I'm thinking that we should sort s1, ..., sk initially and sort the first two lists that correspond to the lowest two sizes. When these are merged, we find the position of their size in the sorted size list and continue the process until we end up with one list.
I'm having trouble with two things: 1. whether this is indeed optimal (is there another method that will return in faster time)? 2. how do we analyze the running time when the list size changes when we merge?
Upvotes: 1
Views: 1409
Reputation: 241671
This is precisely the same problem as finding the optimal variable-length bit-encoding for a string formed from an alphabet of k
symbols with known frequencies s1, s2, … sk
. Your algorithm is precisely the Huffman algorithm, and you'll find a proof of optimality in any textbook on algorithms (and many online resources) because it is the classic case of a greedy algorithm with a simple correctness proof.
The repeated application of a two-way merge induces a binary tree in which each node is a merge. Given that tree, the contribution of any leaf to the total cost of the overall merge is the weight of that leaf multiplied by its depth in the tree. (Each node is a merge, and the values in the leaf participate exactly in the merges in the path from the leaf to the root; the number of such merges is the depth of the leaf in the tree.) Similarly -- or identically --, the total length of a Huffman-encoded bitstring is the sum of the products of the weight (frequency) of symbol with the depth of the leaf corresponding to that symbol in the construction tree.

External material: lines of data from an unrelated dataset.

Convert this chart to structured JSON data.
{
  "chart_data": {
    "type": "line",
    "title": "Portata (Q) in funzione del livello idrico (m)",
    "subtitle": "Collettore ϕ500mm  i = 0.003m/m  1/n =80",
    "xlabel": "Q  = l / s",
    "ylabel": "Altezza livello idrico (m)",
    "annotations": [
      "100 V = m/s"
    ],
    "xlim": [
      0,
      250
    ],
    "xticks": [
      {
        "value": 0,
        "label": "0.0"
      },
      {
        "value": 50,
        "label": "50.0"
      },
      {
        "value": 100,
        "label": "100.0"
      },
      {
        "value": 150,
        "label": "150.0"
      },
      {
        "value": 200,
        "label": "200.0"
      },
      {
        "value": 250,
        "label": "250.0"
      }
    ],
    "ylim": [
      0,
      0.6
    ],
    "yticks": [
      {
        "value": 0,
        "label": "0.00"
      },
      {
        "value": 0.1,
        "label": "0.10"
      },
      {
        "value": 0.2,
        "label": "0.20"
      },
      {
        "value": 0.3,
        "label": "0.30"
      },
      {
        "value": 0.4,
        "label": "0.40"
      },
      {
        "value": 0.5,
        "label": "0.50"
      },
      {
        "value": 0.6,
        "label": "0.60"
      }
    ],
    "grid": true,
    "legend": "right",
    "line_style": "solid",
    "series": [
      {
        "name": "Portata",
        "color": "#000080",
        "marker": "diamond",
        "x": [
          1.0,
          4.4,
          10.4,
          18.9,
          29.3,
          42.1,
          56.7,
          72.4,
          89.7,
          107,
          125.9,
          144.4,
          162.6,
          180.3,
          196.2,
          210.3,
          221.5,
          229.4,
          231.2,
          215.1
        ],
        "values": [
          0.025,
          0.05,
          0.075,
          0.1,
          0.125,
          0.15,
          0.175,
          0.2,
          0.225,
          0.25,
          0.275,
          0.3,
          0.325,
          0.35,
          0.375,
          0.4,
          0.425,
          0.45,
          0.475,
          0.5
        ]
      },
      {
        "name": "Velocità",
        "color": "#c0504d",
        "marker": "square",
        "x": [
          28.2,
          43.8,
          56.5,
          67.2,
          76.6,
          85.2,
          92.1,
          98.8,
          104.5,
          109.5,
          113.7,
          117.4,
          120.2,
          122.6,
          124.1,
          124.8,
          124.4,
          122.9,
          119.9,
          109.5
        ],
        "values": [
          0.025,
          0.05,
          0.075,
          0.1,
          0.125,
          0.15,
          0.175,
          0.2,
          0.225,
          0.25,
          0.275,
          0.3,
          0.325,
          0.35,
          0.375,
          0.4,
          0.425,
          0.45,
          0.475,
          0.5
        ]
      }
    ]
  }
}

One small improvement to your algorithm (which is often missed by people writing Huffman tree builders): it is necessary to sort the weights s1, s2, … sk
, but that's the only sort needed. From there, the algorithm always selects the two lowest nodes and adds them. The resulting sums must be monotonically non-decreasing in size (if a sum is smaller than a previous sum, the previous sum could not have been the sum of the two smallest elements). So you can put the sums in a queue; at each step you choose the two smallest elements from either the sorted array of leaves or the (implicitly) sorted queue of nodes.
This can be optimized further by overwriting the array of leaves with the queue of nodes. (The queue then grows from the bottom of the array towards the top; it's fairly simple to prove that the top of the queue will never overtake the bottom of the array.)
Upvotes: 2